Source:
https://scmp.com/lifestyle/arts-culture/article/1628964/rewind-film-king-comedy-directed-martin-scorsese-1983
Lifestyle/ Arts & Culture

Rewind film: The King of Comedy, directed by Martin Scorsese (1983)

The King of Comedy
Robert De Niro, Jerry Lewis, Sandra Bernhard
Director: Martin Scorsese

After back-to-back flops with New York, New York (1977) and Raging Bull (1980), Martin Scorsese badly needed a hit. Enter Robert de Niro with a black-comedy script he liked, but as the actor's later career has shown, maybe he's not the best judge of what's funny.

The King of Comedy almost finished off Scorsese's career.

De Niro plays Rupert Pupkin, a mum's-basement dweller obsessed with chat show host Jerry Langford (Jerry Lewis basically playing himself). Pupkin knows performing his stand-up act on Langford's show would make him a star. Sandra Bernhard, in a brilliant, manic debut, plays Masha, Langford's lunatic stalker.

After their delusions are crushed, they team up to kidnap him.

Now recognised as one of Scorsese's best, contemporary reviews were bizarre. Roger Ebert called it "one of the most arid, painful, wounded movies I've ever seen … Scorsese doesn't want laughs in this movie". Pauline Kael of The New Yorker called King of Comedy "perverse … a mistimed, empty movie".

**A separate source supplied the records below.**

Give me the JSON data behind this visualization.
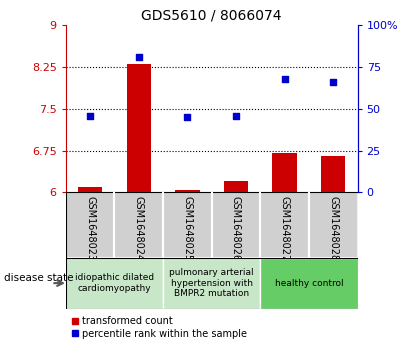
{
  "title": "GDS5610 / 8066074",
  "samples": [
    "GSM1648023",
    "GSM1648024",
    "GSM1648025",
    "GSM1648026",
    "GSM1648027",
    "GSM1648028"
  ],
  "transformed_count": [
    6.1,
    8.3,
    6.05,
    6.2,
    6.7,
    6.65
  ],
  "percentile_rank": [
    46,
    81,
    45,
    46,
    68,
    66
  ],
  "ylim_left": [
    6.0,
    9.0
  ],
  "ylim_right": [
    0,
    100
  ],
  "yticks_left": [
    6.0,
    6.75,
    7.5,
    8.25,
    9.0
  ],
  "ytick_labels_left": [
    "6",
    "6.75",
    "7.5",
    "8.25",
    "9"
  ],
  "yticks_right": [
    0,
    25,
    50,
    75,
    100
  ],
  "ytick_labels_right": [
    "0",
    "25",
    "50",
    "75",
    "100%"
  ],
  "hlines": [
    6.75,
    7.5,
    8.25
  ],
  "bar_color": "#cc0000",
  "scatter_color": "#0000cc",
  "bar_width": 0.5,
  "disease_groups": [
    {
      "label": "idiopathic dilated\ncardiomyopathy",
      "indices": [
        0,
        1
      ],
      "color": "#c8e6c8"
    },
    {
      "label": "pulmonary arterial\nhypertension with\nBMPR2 mutation",
      "indices": [
        2,
        3
      ],
      "color": "#c8e6c8"
    },
    {
      "label": "healthy control",
      "indices": [
        4,
        5
      ],
      "color": "#66cc66"
    }
  ],
  "legend_red_label": "transformed count",
  "legend_blue_label": "percentile rank within the sample",
  "disease_state_label": "disease state",
  "left_tick_color": "#cc0000",
  "right_tick_color": "#0000cc",
  "cell_color": "#d0d0d0",
  "cell_edge_color": "#ffffff"
}
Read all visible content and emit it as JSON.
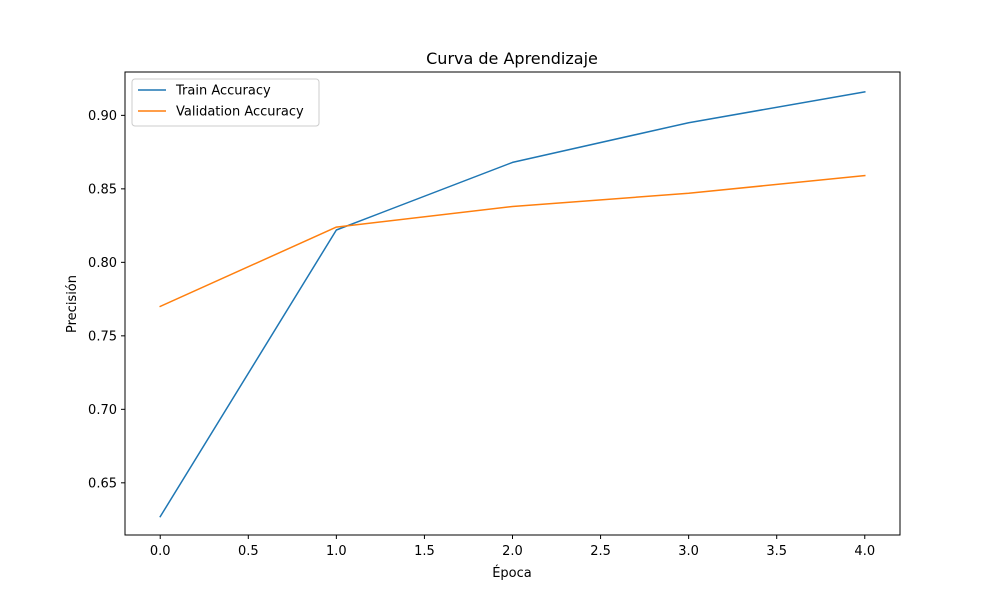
{
  "chart_data": {
    "type": "line",
    "title": "Curva de Aprendizaje",
    "xlabel": "Época",
    "ylabel": "Precisión",
    "x": [
      0,
      1,
      2,
      3,
      4
    ],
    "xlim": [
      -0.2,
      4.2
    ],
    "ylim": [
      0.6145,
      0.9295
    ],
    "x_ticks": [
      0.0,
      0.5,
      1.0,
      1.5,
      2.0,
      2.5,
      3.0,
      3.5,
      4.0
    ],
    "x_tick_labels": [
      "0.0",
      "0.5",
      "1.0",
      "1.5",
      "2.0",
      "2.5",
      "3.0",
      "3.5",
      "4.0"
    ],
    "y_ticks": [
      0.65,
      0.7,
      0.75,
      0.8,
      0.85,
      0.9
    ],
    "y_tick_labels": [
      "0.65",
      "0.70",
      "0.75",
      "0.80",
      "0.85",
      "0.90"
    ],
    "grid": false,
    "legend_position": "top-left",
    "series": [
      {
        "name": "Train Accuracy",
        "color": "#1f77b4",
        "values": [
          0.627,
          0.822,
          0.868,
          0.895,
          0.916
        ]
      },
      {
        "name": "Validation Accuracy",
        "color": "#ff7f0e",
        "values": [
          0.77,
          0.824,
          0.838,
          0.847,
          0.859
        ]
      }
    ]
  }
}
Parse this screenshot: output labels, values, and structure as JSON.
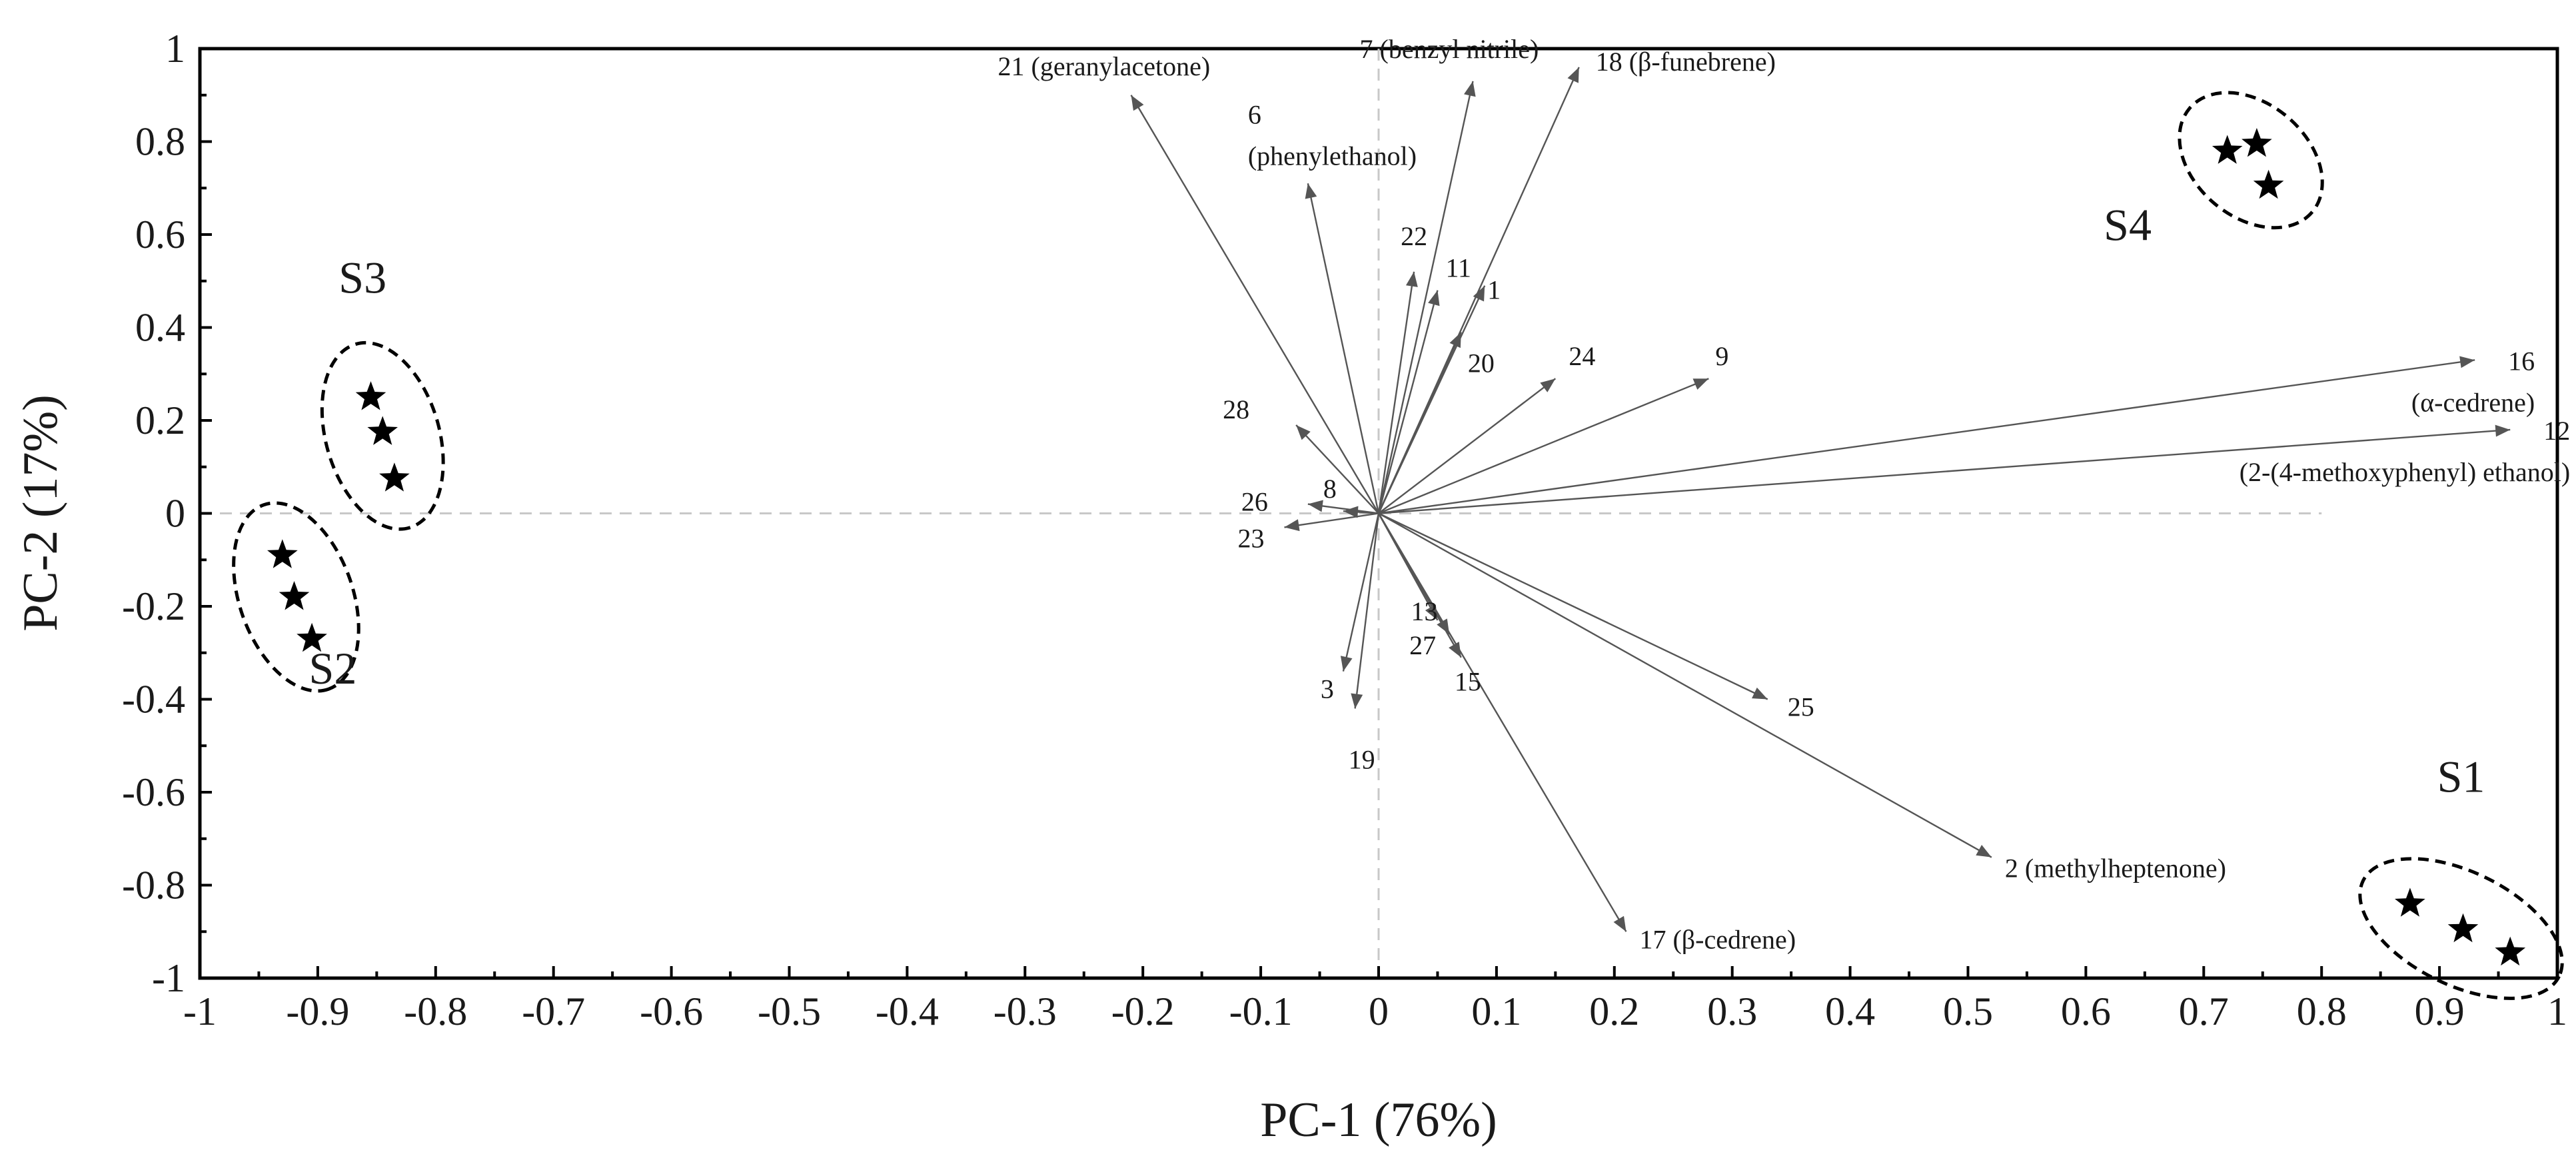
{
  "chart_data": {
    "type": "scatter",
    "subtype": "pca-biplot",
    "title": "",
    "xlabel": "PC-1 (76%)",
    "ylabel": "PC-2 (17%)",
    "xlim": [
      -1,
      1
    ],
    "ylim": [
      -1,
      1
    ],
    "x_ticks": [
      -1,
      -0.9,
      -0.8,
      -0.7,
      -0.6,
      -0.5,
      -0.4,
      -0.3,
      -0.2,
      -0.1,
      0,
      0.1,
      0.2,
      0.3,
      0.4,
      0.5,
      0.6,
      0.7,
      0.8,
      0.9,
      1
    ],
    "x_tick_labels": [
      "-1",
      "-0.9",
      "-0.8",
      "-0.7",
      "-0.6",
      "-0.5",
      "-0.4",
      "-0.3",
      "-0.2",
      "-0.1",
      "0",
      "0.1",
      "0.2",
      "0.3",
      "0.4",
      "0.5",
      "0.6",
      "0.7",
      "0.8",
      "0.9",
      "1"
    ],
    "y_ticks": [
      1,
      0.8,
      0.6,
      0.4,
      0.2,
      0,
      -0.2,
      -0.4,
      -0.6,
      -0.8,
      -1
    ],
    "y_tick_labels": [
      "1",
      "0.8",
      "0.6",
      "0.4",
      "0.2",
      "0",
      "-0.2",
      "-0.4",
      "-0.6",
      "-0.8",
      "-1"
    ],
    "groups": [
      {
        "name": "S1",
        "points": [
          [
            0.875,
            -0.84
          ],
          [
            0.92,
            -0.895
          ],
          [
            0.96,
            -0.945
          ]
        ]
      },
      {
        "name": "S2",
        "points": [
          [
            -0.93,
            -0.09
          ],
          [
            -0.92,
            -0.18
          ],
          [
            -0.905,
            -0.27
          ]
        ]
      },
      {
        "name": "S3",
        "points": [
          [
            -0.855,
            0.25
          ],
          [
            -0.845,
            0.175
          ],
          [
            -0.835,
            0.075
          ]
        ]
      },
      {
        "name": "S4",
        "points": [
          [
            0.72,
            0.78
          ],
          [
            0.745,
            0.795
          ],
          [
            0.755,
            0.705
          ]
        ]
      }
    ],
    "loadings": [
      {
        "id": "1",
        "lines": [
          "1"
        ],
        "x": 0.09,
        "y": 0.49
      },
      {
        "id": "2",
        "lines": [
          "2 (methylheptenone)"
        ],
        "x": 0.52,
        "y": -0.74
      },
      {
        "id": "3",
        "lines": [
          "3"
        ],
        "x": -0.03,
        "y": -0.34
      },
      {
        "id": "6",
        "lines": [
          "6",
          "(phenylethanol)"
        ],
        "x": -0.06,
        "y": 0.71
      },
      {
        "id": "7",
        "lines": [
          "7 (benzyl nitrile)"
        ],
        "x": 0.08,
        "y": 0.93
      },
      {
        "id": "8",
        "lines": [
          "8"
        ],
        "x": -0.03,
        "y": 0.005
      },
      {
        "id": "9",
        "lines": [
          "9"
        ],
        "x": 0.28,
        "y": 0.29
      },
      {
        "id": "11",
        "lines": [
          "11"
        ],
        "x": 0.05,
        "y": 0.48
      },
      {
        "id": "12",
        "lines": [
          "12",
          "(2-(4-methoxyphenyl) ethanol)"
        ],
        "x": 0.96,
        "y": 0.18
      },
      {
        "id": "13",
        "lines": [
          "13"
        ],
        "x": 0.05,
        "y": -0.23
      },
      {
        "id": "15",
        "lines": [
          "15"
        ],
        "x": 0.07,
        "y": -0.31
      },
      {
        "id": "16",
        "lines": [
          "16",
          "(α-cedrene)"
        ],
        "x": 0.93,
        "y": 0.33
      },
      {
        "id": "17",
        "lines": [
          "17 (β-cedrene)"
        ],
        "x": 0.21,
        "y": -0.9
      },
      {
        "id": "18",
        "lines": [
          "18 (β-funebrene)"
        ],
        "x": 0.17,
        "y": 0.96
      },
      {
        "id": "19",
        "lines": [
          "19"
        ],
        "x": -0.02,
        "y": -0.42
      },
      {
        "id": "20",
        "lines": [
          "20"
        ],
        "x": 0.07,
        "y": 0.39
      },
      {
        "id": "21",
        "lines": [
          "21 (geranylacetone)"
        ],
        "x": -0.21,
        "y": 0.9
      },
      {
        "id": "22",
        "lines": [
          "22"
        ],
        "x": 0.03,
        "y": 0.52
      },
      {
        "id": "23",
        "lines": [
          "23"
        ],
        "x": -0.08,
        "y": -0.03
      },
      {
        "id": "24",
        "lines": [
          "24"
        ],
        "x": 0.15,
        "y": 0.29
      },
      {
        "id": "25",
        "lines": [
          "25"
        ],
        "x": 0.33,
        "y": -0.4
      },
      {
        "id": "26",
        "lines": [
          "26"
        ],
        "x": -0.06,
        "y": 0.02
      },
      {
        "id": "27",
        "lines": [
          "27"
        ],
        "x": 0.06,
        "y": -0.26
      },
      {
        "id": "28",
        "lines": [
          "28"
        ],
        "x": -0.07,
        "y": 0.19
      }
    ],
    "grid": false,
    "zero_lines": true,
    "legend": "none"
  }
}
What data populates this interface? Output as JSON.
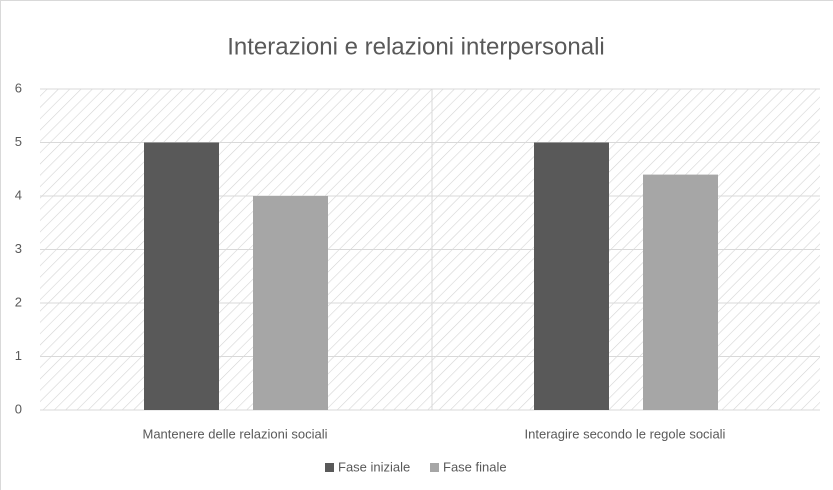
{
  "chart_data": {
    "type": "bar",
    "title": "Interazioni e relazioni interpersonali",
    "categories": [
      "Mantenere delle relazioni sociali",
      "Interagire secondo le regole sociali"
    ],
    "series": [
      {
        "name": "Fase iniziale",
        "color": "#595959",
        "values": [
          5,
          5
        ]
      },
      {
        "name": "Fase finale",
        "color": "#a6a6a6",
        "values": [
          4,
          4.4
        ]
      }
    ],
    "ylim": [
      0,
      6
    ],
    "yticks": [
      0,
      1,
      2,
      3,
      4,
      5,
      6
    ],
    "grid": true,
    "legend": "bottom"
  }
}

Was Scorsese just ahead of his time? The commentary on celebrity culture and lust for fame is all too recognisable in the reality TV age. And after The Office, Curb Your Enthusiasm and so on, it's perhaps easier to laugh at the squirming embarrassment of Pupkin and Masha's insane behaviour.

Yet the film is full of laughs: Pupkin being "interviewed" between life-size cutouts of Liza Minnelli and Langford, only to be interrupted by his mother telling him to be quiet down there; Masha eyeing her prey on the street, the chase shot horror-style as Langford runs for safety; when studio executives won't believe the kidnapped Langford is who he says he is; Pupkin holds ransom-demand cue cards upside down; and Masha "seduces" the duct-taped Langford by the light of 100 candles.

Even the Scorsese steadicam shot is played for comic effect, following security marching Pupkin out of Langford's office. Similar shots follow Jake La Motta and Henry Hill into the ring and Copacabana in Raging Bull and Goodfellas (1990) respectively - perhaps here Scorsese is suggesting Pupkin belongs outside fame's corridors of power.

There are parallels with Taxi Driver (1976) too: where Travis Bickle talks to the mirror, Pupkin has conversations with stars in his basement. Where Bickle takes his date to a porn theatre, Pupkin takes his to Langford's mansion - uninvited. Where Bickle ends up as a vigilante anti-hero, Pupkin is an outsider anti-celebrity.

Fox dumped the movie. "I realised at that point the 1970s were over for me, that the directors, the ones with personal voices, had lost," Scorsese told Peter Biskind, author of Easy Riders, Raging Bulls, his 1998 book about the period.